Donc, deux voies se développent. D’un côté, pour la bonne santé des Mauriciens, on peut disposer de nourriture, comme le champignon, sans sucre, sans acides gras saturés et sans cholestérol. Et grâce au fait d’avoir des milliers de tonnes de bagasse, vous pourriez aussi faire de la nourriture pour les poules. Celles-ci sont élevées localement mais leur nourriture est importée. 

On importe le soja et le maïs, qui contiennent des OGM, et cela coûte cher. Les poules ne mangent pas de bagasse traditionnellement.

Mais si on fait un traitement de la bagasse avec d’autres types de champignons non comestibles, on peut la transformer en aminoacides essentiels. Et on peut immédiatement remplacer 50 % de la nourriture importée avec de la nourriture locale. On arrive ainsi à une conclusion fascinante : vous gagnerez plus avec la bagasse que ce que vous gagnez avec le sucre. Ça, c’est la transformation de l’économie mauricienne, une vraie transformation !

Quel volume de production peut-on espérer réaliser pour que le champignon arrive à devancer le sucre ?

Je passe maintenant au typique dessein avec lequel je travaille : je cherche à faire beaucoup plus avec ce que la nature m’offre. La nature m’offre la canne à sucre et la bagasse. Si cette bagasse de canne devient bio, j’aurais, avec une tonne de bagasse, pas 200 kilos mais 400 kilos de champignons. Alors, contrairement à ce qu’on croit, que tout ce qui est bio est plus cher, dans ce cas-ci, si le sucre est cultivé de façon bio, le double de champignon pousserait là-dessus.

Alors, je peux soumettre une question intéressante aux investisseurs : souhaitezvous avoir moins de productivité de sucre parce que c’est bio ou est-ce que vous accepteriez une diminution de productivité mais de doubler la productivité de champignon ? Le calcul est simple à faire. Le champignon se vend beaucoup plus cher que le sucre. Si on passe de 220 euros à 500 ou 800 euros, on changera de dialogue et la décision est facile à prendre. Mais cela veut dire que nous changeons le contexte de développement économique de l’île, car, maintenant, on parle de bio, de nourriture saine, d’une productivité élevée et d’un chiffre d’affaires élevé avec moins de personnel.
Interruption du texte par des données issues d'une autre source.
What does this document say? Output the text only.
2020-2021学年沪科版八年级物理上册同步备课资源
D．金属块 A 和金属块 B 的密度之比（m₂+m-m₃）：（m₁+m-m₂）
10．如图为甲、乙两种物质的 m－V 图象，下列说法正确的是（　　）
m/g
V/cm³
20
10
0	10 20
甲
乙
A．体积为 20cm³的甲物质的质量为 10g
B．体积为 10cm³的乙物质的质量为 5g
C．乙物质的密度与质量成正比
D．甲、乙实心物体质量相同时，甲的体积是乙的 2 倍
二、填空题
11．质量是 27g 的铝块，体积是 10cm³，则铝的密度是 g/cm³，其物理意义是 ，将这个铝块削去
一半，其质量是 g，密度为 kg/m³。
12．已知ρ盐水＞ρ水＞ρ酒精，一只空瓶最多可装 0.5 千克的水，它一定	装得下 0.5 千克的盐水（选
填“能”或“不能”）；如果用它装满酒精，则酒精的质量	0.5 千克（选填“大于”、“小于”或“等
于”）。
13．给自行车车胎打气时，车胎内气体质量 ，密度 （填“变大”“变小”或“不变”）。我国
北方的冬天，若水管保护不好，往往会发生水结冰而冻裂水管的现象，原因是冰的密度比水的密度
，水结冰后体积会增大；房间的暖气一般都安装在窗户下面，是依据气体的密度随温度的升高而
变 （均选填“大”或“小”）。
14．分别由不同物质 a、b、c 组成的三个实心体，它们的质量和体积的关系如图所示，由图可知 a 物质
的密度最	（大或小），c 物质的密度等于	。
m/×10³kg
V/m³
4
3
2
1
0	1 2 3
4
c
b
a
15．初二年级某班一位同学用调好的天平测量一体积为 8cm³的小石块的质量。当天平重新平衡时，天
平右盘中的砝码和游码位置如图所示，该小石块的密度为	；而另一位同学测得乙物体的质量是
Donc vous changez le contexte de l’innovation. L’innovation ne viendra pas forcément de grandes évolutions technologiques, mais on aura une poule plus nutritive, une nourriture saine et un usage de la bagasse et une transformation sur de multiples domaines. Tout est connecté et je peux commencer à changer l’économie du territoire.

Pensez-vous que cette transition peut s’opérer rapidement et sans résistance ?

Dans l’innovation, il faut construire la confiance. Quand quelqu’un arrive avec des idées hors du raisonnable, qu’on ne connaissait pas, on lui demande de voir les résultats chez soi. Il n’y a pas de bagasse jusqu’à juin, mais on va déguster les champignons d’ici à juillet. On va faire les installations entre-temps.

Les champignons seront cultivés dans des serres, des constructions nouvelles ?

Fidèle à la philosophie de l’économie bleue, on utilise ce qu’on a à disposition. Le pays est en train de partir de l’économie du sucre, et il y a tant de structure qui sont fermées à Maurice alors qu’elles réunissent les conditions extraordinaires de gestion d’air et de température et de luminosité. J’observe et je trouve des fours pour sécher, des produits en inox et des installations facilement. Ce sont des stranded assets de l’immobilier qui ne sont pas exploités.

Quelles variétés de champignon seront cultivées ?

Le champignon blanc ? Le champignon blanc est le plus connu. Mais on visera différents types de champignons. On travaillera avec un entrepreneur qui a déjà installé plus de 500 exploitations de champignons sur différents sites. Il y a des entrepreneurs qui se sont lancés, mais passer de cinq kilos à mille kilos par jour, cela nécessite de l’expertise et de l’organisation. L’économie de Maurice a toujours pensé en grand, en volume, que ce soit dans le textile ou dans le sucre. Dans votre ADN, vous pensez en tonnes, pas en kilos. Et pour atteindre du volume dans le créneau du champignon, on peut penser à une association de quatre ou cinq entrepreneurs.